Dataset
Dataset Structure
Each recipe in the main 500.000 dataset includes the following attributes:
Textual Information
Field | Description |
---|---|
Name | The recipe title |
Description | A brief textual overview or background of the recipe |
Steps | An ordered list of instructions for preparation |
Categorical Fields
Field | Examples |
---|---|
Tags | vegan , gluten-free |
General Category | quick , dessert , holiday , main course , appetizer |
Nutritional Values
Nutrient | Unit |
---|---|
Calories | |
Cholesterol | |
Sodium | |
Carbohydrates | |
Fiber | |
Sugar | |
Protein | |
Total Fat | |
Saturated Fat |
Ingredients
Each ingredient entry includes:
Field | Description |
---|---|
Name | The name of the ingredient |
Quantity | How much is needed |
Unit of Measure | The measurement unit (e.g., grams, cups) |
Optional Metadata | Preparation style or additional descriptors (e.g., “chopped”, “fresh”) |
Additional Metadata
Field | Description | Unit |
---|---|---|
Preparation Time | Time needed to prepare | |
Cooking Time | Time needed to cook | |
Serving Size | Number of servings | |
Author | Creator of the recipe | |
Images | Associated images (if any) |
Preprocessing and Filtering
To reduce sparsity and improve semantic consistency, we filtered out all tags, categories, and ingredients that appeared fewer than five times across the corpus. This resulted in a significant reduction of ingredient types from over 450,000 to approximately 20,000 standardized ingredients. To handle removed or rare ingredients, we applied semantic similarity-based imputation using pretrained language models, replacing rare items with the most similar frequent equivalents. The same strategy was applied to rare tags and categories. For modeling purposes, we retained a subset of the most semantically informative features: Name, Steps, Ingredients, Nutritional Information, Tags, and General Category.

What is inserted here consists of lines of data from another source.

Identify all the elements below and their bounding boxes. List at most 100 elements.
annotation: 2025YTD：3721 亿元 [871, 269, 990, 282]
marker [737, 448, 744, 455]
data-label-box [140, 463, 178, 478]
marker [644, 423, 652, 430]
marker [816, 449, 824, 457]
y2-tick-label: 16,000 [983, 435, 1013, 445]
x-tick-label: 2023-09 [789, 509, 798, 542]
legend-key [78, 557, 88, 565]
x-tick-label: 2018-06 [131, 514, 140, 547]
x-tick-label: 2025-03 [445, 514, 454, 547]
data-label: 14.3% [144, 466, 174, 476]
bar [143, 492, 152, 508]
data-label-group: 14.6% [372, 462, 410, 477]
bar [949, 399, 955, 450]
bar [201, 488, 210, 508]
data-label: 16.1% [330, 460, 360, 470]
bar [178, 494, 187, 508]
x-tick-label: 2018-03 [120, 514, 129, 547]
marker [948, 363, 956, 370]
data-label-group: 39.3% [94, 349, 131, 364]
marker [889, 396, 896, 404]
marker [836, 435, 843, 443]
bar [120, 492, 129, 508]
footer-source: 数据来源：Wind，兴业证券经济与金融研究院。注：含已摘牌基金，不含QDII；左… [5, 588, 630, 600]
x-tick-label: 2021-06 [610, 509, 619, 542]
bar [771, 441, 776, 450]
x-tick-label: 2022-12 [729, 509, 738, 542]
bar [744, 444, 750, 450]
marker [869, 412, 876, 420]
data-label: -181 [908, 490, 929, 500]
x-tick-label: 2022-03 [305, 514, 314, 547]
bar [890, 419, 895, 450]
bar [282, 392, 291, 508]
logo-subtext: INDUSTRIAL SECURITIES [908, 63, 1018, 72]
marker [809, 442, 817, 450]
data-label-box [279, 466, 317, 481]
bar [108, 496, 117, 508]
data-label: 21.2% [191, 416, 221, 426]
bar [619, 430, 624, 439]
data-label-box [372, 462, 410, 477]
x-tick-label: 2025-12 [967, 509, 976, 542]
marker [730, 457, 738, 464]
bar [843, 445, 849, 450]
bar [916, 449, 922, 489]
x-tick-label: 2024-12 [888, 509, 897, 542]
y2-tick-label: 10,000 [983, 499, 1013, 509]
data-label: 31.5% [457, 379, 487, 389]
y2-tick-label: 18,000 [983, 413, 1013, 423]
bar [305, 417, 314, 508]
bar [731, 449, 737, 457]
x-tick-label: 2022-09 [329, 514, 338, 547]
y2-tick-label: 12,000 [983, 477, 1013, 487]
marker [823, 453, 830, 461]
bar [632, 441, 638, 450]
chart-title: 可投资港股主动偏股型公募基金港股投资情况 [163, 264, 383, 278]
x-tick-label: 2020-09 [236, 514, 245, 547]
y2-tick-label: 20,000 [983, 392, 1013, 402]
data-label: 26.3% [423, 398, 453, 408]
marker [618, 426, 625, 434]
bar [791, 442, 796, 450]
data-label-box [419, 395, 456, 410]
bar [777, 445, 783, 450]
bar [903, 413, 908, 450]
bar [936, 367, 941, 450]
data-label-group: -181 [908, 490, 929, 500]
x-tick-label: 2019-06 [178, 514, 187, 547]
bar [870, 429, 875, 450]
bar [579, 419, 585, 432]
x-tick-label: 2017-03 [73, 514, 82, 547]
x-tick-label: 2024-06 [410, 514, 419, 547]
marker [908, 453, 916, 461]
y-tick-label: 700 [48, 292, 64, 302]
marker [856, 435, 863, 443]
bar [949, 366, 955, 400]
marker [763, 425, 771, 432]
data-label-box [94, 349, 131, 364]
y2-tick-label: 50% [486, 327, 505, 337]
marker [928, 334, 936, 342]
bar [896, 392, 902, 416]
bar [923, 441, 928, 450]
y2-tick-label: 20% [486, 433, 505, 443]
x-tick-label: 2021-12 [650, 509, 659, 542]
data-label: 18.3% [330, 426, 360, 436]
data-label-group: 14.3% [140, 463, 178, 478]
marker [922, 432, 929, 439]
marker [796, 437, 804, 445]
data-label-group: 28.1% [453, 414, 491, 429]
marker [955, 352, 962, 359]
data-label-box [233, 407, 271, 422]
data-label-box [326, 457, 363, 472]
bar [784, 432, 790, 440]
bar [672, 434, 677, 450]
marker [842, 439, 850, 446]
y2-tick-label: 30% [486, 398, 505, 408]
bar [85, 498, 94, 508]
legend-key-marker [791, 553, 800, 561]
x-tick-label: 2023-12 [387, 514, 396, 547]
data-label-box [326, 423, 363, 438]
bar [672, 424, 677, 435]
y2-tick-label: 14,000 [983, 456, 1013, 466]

Extended Recipes via RecipeNLG
To further scale our dataset, we leveraged the RecipeNLG dataset, which contains over 2 million recipes, including many from Food.com. RecipeNLG provides Title, Ingredients, and Steps, but lacks nutritional data, categories, and tags. To address this, we trained a classification model using our curated 500k dataset to impute missing tags and general categories in RecipeNLG. This enables the integration of additional recipe data for training and evaluation while maintaining semantic richness.
Ingredient Nutrition Matching
We also incorporated nutritional values for individual ingredients using the USDA FoodData Central database. Ingredient-level nutrition information was aggregated per recipe and cross-checked with available recipe-level nutrition estimates when possible, increasing the reliability of health related attributes in the dataset.